BNDES + Lula + empréstimo + amigo de Lula + Lava Jato. Vejamos se entenderemos a trama.

 “A empresa de Bumlai que recebeu os R$ 101,5 milhões é a São Fernando Energia 1, criada para produzir eletricidade a partir de bagaço de cana”.

Reparem no nome da empresa: “São Fernando Energia 1”.

“Com dívidas de R$ 1,2 bilhão, o grupo São Fernando, cujo principal negócio é uma usina de etanol em Mato Grosso do Sul, teve a falência requerida na Justiça pelo próprio BNDES e pelo Banco do Brasil mais tarde, porque não tem conseguido honrar os pagamentos que se comprometeu a fazer no processo de recuperação judicial”.

Pronto, o Velho Guerreiro entrou em cena.

A “São Fernando Energia 1” foi misturada a um tal “Grupo São Fernando” que o texto não esclarece se trata-se de uma holding ou se o termo “grupo” foi utilizado para caracterizar várias empresa pertencentes a um mesmo dono, porém, independentes entre si.

Nesse “grupo” está uma usina de etanol em Mato Grosso do Sul – suponho ser a São Fernando Açúcar e Álcool que teve a falência requerida na Justiça pelo próprio BNDES e pelo Banco do Brasil. É isso?

É essa usina que está falida, não a empresa geradora de energia elétrica?

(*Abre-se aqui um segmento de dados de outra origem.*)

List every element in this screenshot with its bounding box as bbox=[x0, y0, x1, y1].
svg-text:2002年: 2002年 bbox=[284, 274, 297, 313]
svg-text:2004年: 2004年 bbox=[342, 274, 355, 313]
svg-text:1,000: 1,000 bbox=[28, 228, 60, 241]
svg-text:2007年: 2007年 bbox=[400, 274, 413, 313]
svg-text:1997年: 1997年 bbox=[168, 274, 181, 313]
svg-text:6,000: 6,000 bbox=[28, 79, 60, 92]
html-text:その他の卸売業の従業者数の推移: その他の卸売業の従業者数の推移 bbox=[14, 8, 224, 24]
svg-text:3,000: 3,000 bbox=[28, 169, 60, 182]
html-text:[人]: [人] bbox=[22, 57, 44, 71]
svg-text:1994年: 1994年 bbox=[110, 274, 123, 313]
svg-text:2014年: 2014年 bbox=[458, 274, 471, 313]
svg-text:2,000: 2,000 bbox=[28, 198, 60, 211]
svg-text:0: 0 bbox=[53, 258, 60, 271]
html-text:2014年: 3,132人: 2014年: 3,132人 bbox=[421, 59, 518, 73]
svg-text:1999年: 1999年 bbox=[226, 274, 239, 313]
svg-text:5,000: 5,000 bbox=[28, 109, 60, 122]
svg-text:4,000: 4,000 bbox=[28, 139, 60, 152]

Ora, se são empresas diferentes, uma geradora de energia elétrica, outra produtora de açúcar e álcool, como a dívida de uma interfere na concessão de empréstimos à outra? O texto não diz, apenas mistura as informações e segue em frente.

Lá pelas tantas, a informação que demonstraria a total temeridade do BNDES:

“O balanço da São Fernando Energia em 2011 mostra a empresa em situação dramática. As dívidas da companhia eram 9,5 vezes maiores do que o patrimônio líquido. Seria como um cidadão ter R$ 100 mil em sua conta e, ao mesmo tempo, uma dívida R$ 950 mil”.

Dados de quatro anos atrás. Dos balanços de 2012, 2013 e 2014 nenhuma palavra.

Mas vamos lá, o que é “situação dramática” em um balanço? Uma dívida maior que o patrimônio? Sim, mas e as expectativas de lucros com a venda da energia elétrica?

Pelo pouco que me lembro das aulas de teoria do investimento, a alavancagem de um novo negócio gera naturalmente essa situação. Quando uma organização toma um financiamento para ampliação dos negócios, ela deverá mais do quem possui no momento. Por isso, trata-se de investimento. Os lucros futuros pagaram as dívidas, não o patrimônio no momento da tomada do empréstimo.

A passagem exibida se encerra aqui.